For Central Michigan University
physical therapy students and faculty member Jamie Haines, learning is more than the lessons taught in a classroom or lab. It also is about giving back to the community.
One of Haines' class assignments — PT CONECT — did just that last month by providing four weeks of free physical therapy services to community members from the mid-Michigan and Saginaw Bay regions who are managing neurologic conditions.
PT CONECT, which stands for Physical Therapy — Chippewa Outreach in Neurorehabilitation and Education with Community Teams, gave students the chance to work with these volunteers under the close supervision of Haines. Like
CMU's student-managed Hands for Health Clinic, which offers services to the underinsured and uninsured, the assignment was another way for students to put into practice the latest techniques and best practices learned in their classes.

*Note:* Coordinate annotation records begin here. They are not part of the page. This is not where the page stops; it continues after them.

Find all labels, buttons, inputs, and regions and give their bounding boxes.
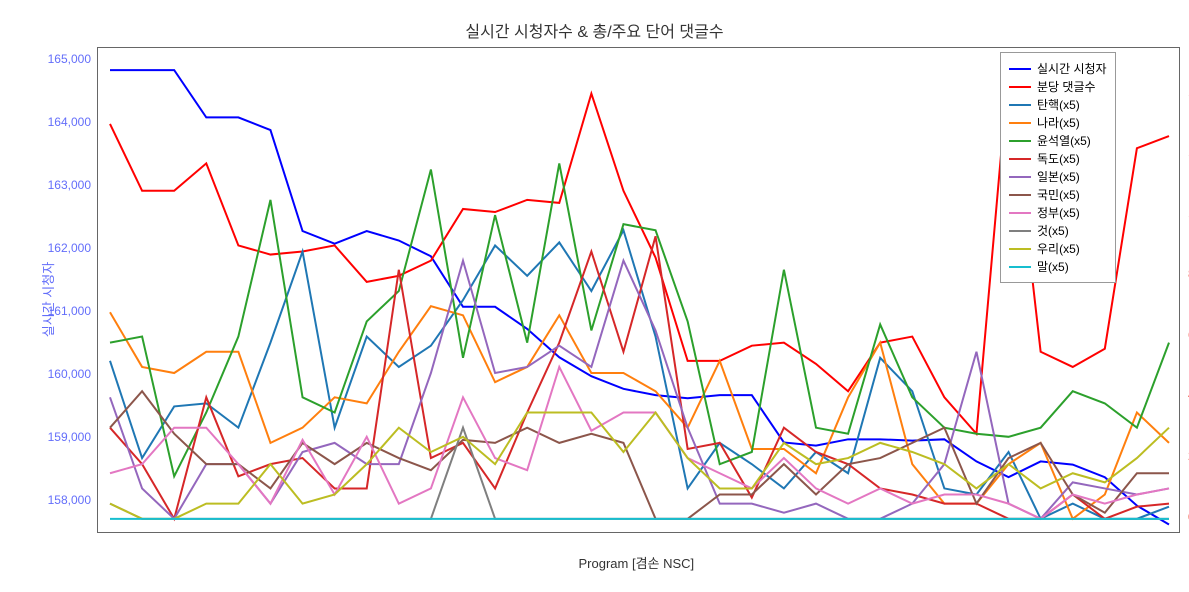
legend-label: 실시간 시청자 — [1037, 60, 1107, 77]
legend-swatch — [1009, 68, 1031, 70]
legend-item: 독도(x5) — [1009, 150, 1107, 167]
chart-container: 실시간 시청자수 & 총/주요 단어 댓글수 158,000 159,000 160… — [0, 0, 1189, 592]
legend-label: 나라(x5) — [1037, 114, 1080, 131]
legend-label: 분당 댓글수 — [1037, 78, 1096, 95]
legend-swatch — [1009, 104, 1031, 106]
left-tick-label: 160,000 — [31, 367, 91, 381]
legend-label: 탄핵(x5) — [1037, 96, 1080, 113]
legend-item: 국민(x5) — [1009, 186, 1107, 203]
legend-item: 분당 댓글수 — [1009, 78, 1107, 95]
legend-item: 우리(x5) — [1009, 240, 1107, 257]
legend-label: 우리(x5) — [1037, 240, 1080, 257]
legend-label: 정부(x5) — [1037, 204, 1080, 221]
series-line — [110, 367, 1169, 519]
legend-label: 일본(x5) — [1037, 168, 1080, 185]
legend-swatch — [1009, 158, 1031, 160]
legend-label: 말(x5) — [1037, 258, 1069, 275]
legend-item: 정부(x5) — [1009, 204, 1107, 221]
left-tick-label: 163,000 — [31, 178, 91, 192]
legend-label: 것(x5) — [1037, 222, 1069, 239]
x-axis-label: Program [겸손 NSC] — [579, 553, 695, 572]
legend-item: 탄핵(x5) — [1009, 96, 1107, 113]
chart-title: 실시간 시청자수 & 총/주요 단어 댓글수 — [0, 0, 1189, 42]
left-tick-label: 165,000 — [31, 52, 91, 66]
legend-swatch — [1009, 140, 1031, 142]
legend-swatch — [1009, 122, 1031, 124]
left-tick-label: 162,000 — [31, 241, 91, 255]
legend-swatch — [1009, 230, 1031, 232]
legend-item: 나라(x5) — [1009, 114, 1107, 131]
legend-swatch — [1009, 86, 1031, 88]
left-axis-label: 실시간 시청자 — [38, 262, 57, 337]
legend-item: 것(x5) — [1009, 222, 1107, 239]
legend-swatch — [1009, 248, 1031, 250]
legend-swatch — [1009, 176, 1031, 178]
legend-item: 윤석열(x5) — [1009, 132, 1107, 149]
legend-item: 일본(x5) — [1009, 168, 1107, 185]
legend-swatch — [1009, 212, 1031, 214]
legend-swatch — [1009, 266, 1031, 268]
legend-label: 독도(x5) — [1037, 150, 1080, 167]
legend-label: 국민(x5) — [1037, 186, 1080, 203]
legend-label: 윤석열(x5) — [1037, 132, 1091, 149]
left-tick-label: 164,000 — [31, 115, 91, 129]
legend-item: 실시간 시청자 — [1009, 60, 1107, 77]
left-tick-label: 158,000 — [31, 493, 91, 507]
legend-swatch — [1009, 194, 1031, 196]
left-tick-label: 159,000 — [31, 430, 91, 444]
legend-item: 말(x5) — [1009, 258, 1107, 275]
legend: 실시간 시청자분당 댓글수탄핵(x5)나라(x5)윤석열(x5)독도(x5)일본… — [1000, 52, 1116, 283]
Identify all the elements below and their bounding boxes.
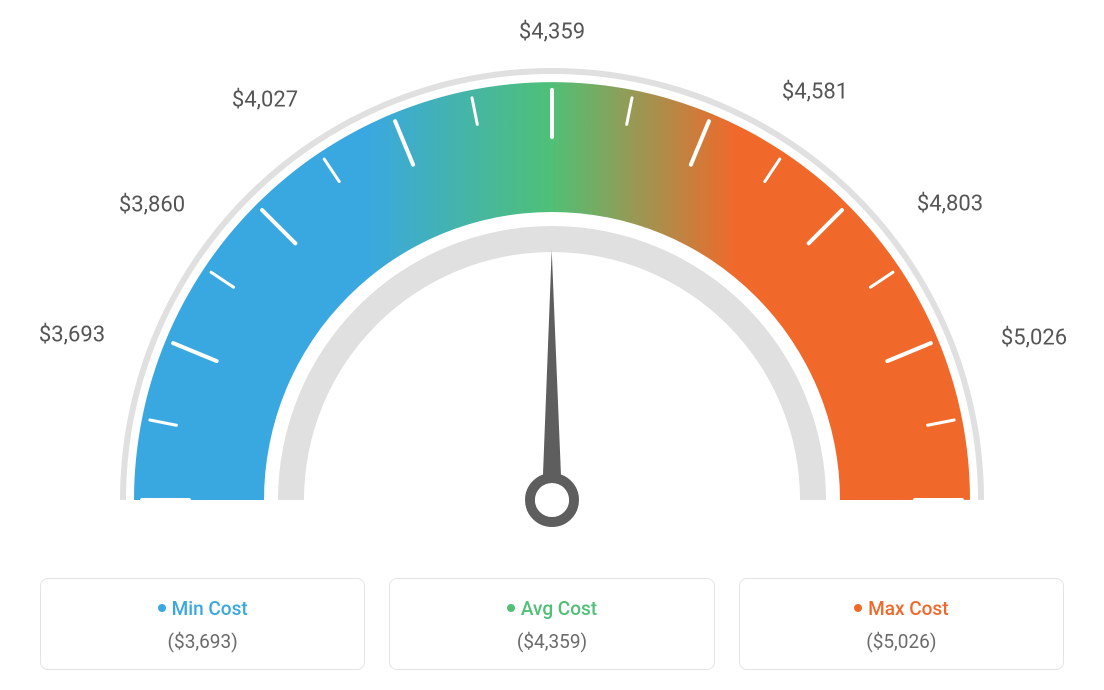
gauge-tick-label: $3,693 [39, 323, 105, 348]
avg-cost-label: Avg Cost [521, 597, 597, 620]
max-cost-card: Max Cost ($5,026) [739, 578, 1064, 670]
gauge-tick-label: $4,359 [519, 20, 585, 45]
gauge-tick-label: $4,581 [782, 80, 848, 105]
max-cost-label: Max Cost [868, 597, 948, 620]
max-dot-icon [854, 604, 862, 612]
gauge-tick-label: $3,860 [119, 193, 185, 218]
gauge-chart: $3,693 $3,860 $4,027 $4,359 $4,581 $4,803 $5,0… [0, 0, 1104, 560]
gauge-svg [0, 0, 1104, 560]
min-dot-icon [158, 604, 166, 612]
summary-cards: Min Cost ($3,693) Avg Cost ($4,359) Max … [40, 578, 1064, 670]
gauge-tick-label: $4,803 [917, 192, 983, 217]
gauge-tick-label: $4,027 [232, 88, 298, 113]
gauge-tick-label: $5,026 [1001, 326, 1067, 351]
avg-dot-icon [507, 604, 515, 612]
min-cost-card: Min Cost ($3,693) [40, 578, 365, 670]
avg-cost-title: Avg Cost [406, 597, 697, 620]
max-cost-title: Max Cost [756, 597, 1047, 620]
avg-cost-value: ($4,359) [406, 630, 697, 653]
avg-cost-card: Avg Cost ($4,359) [389, 578, 714, 670]
min-cost-value: ($3,693) [57, 630, 348, 653]
min-cost-title: Min Cost [57, 597, 348, 620]
max-cost-value: ($5,026) [756, 630, 1047, 653]
min-cost-label: Min Cost [172, 597, 248, 620]
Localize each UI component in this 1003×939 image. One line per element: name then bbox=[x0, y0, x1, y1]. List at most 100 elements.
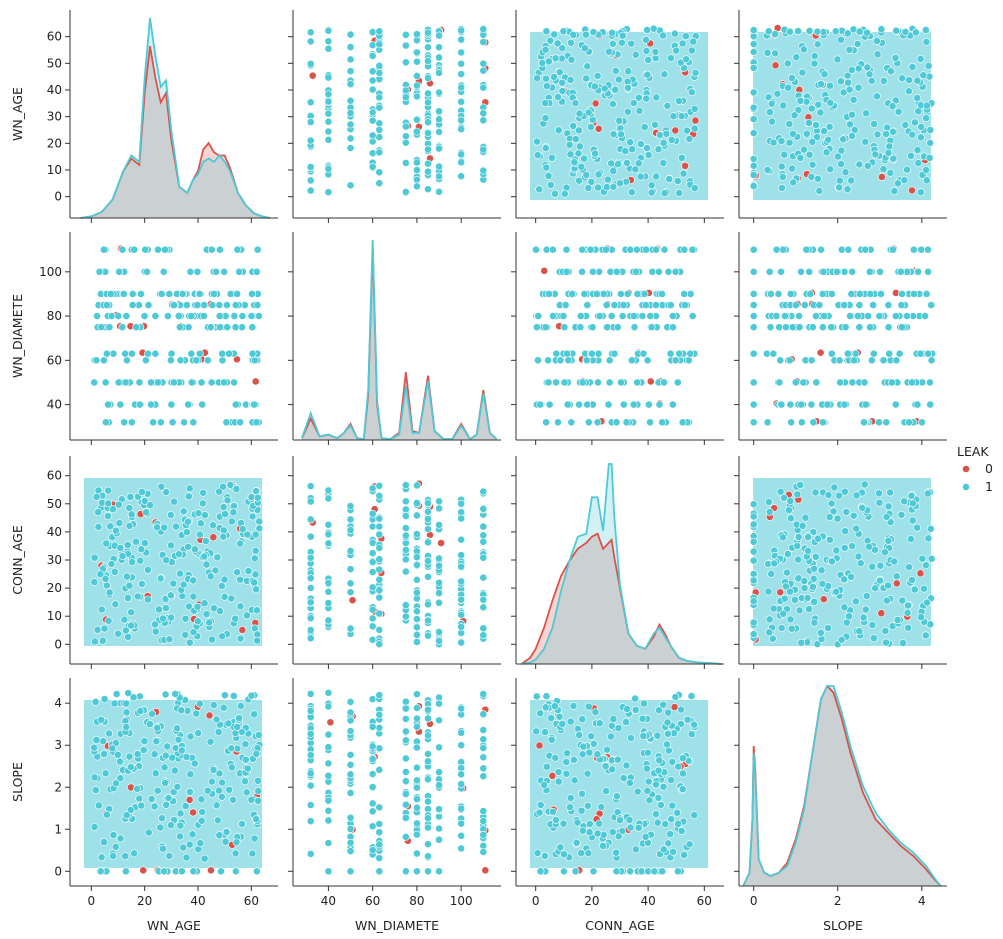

Residents from Saginaw, Midland and Mount Pleasant took advantage of one month of free weekly physical therapy through the program. Haines arranged for group transportation for the volunteers, also called community partners, from Saginaw and Midland to the university's Mount Pleasant campus. CMU students and residents in Houghton also participated, bringing the total number of volunteer community partners to 25.
The volunteers' conditions included multiple sclerosis and Parkinson's disease. Some individuals were newly diagnosed and just beginning to understand how to manage their disease, while others have progressed further in their diagnosis and care.
Haines, who began as an assistant professor in CMU's doctoral program in physical therapy this fall, introduced the new hands-on component to her patient care class after witnessing the impact on students and the community at her former school. Her students were grateful for another chance to put their skills to work.
"I like to be able to practice the things we learn, so I really enjoy this," said Megan Jones, a second-year physical therapy student from Macomb. "It feels good to be able to help people meet goals that help them live the life they want to live."
Students taught each community partner physical therapy techniques and power moves, which incorporate big movements and equipment such as boxing gloves to build strength, stability and range of motion. They also provided directions on how to perform the exercises at home.
The community partners said the experience provided them with tools and techniques they will use for the rest of their lives. For the students, it was both a learning experience and the chance to affirm their commitment to helping others.
"Working with our instructor has been amazing given her enthusiasm and passion," said Rachel Michalski, a second-year physical therapy student from Troy. "This experience has given me confidence and excitement about being a physical therapist and working with people who have neurologic disorders."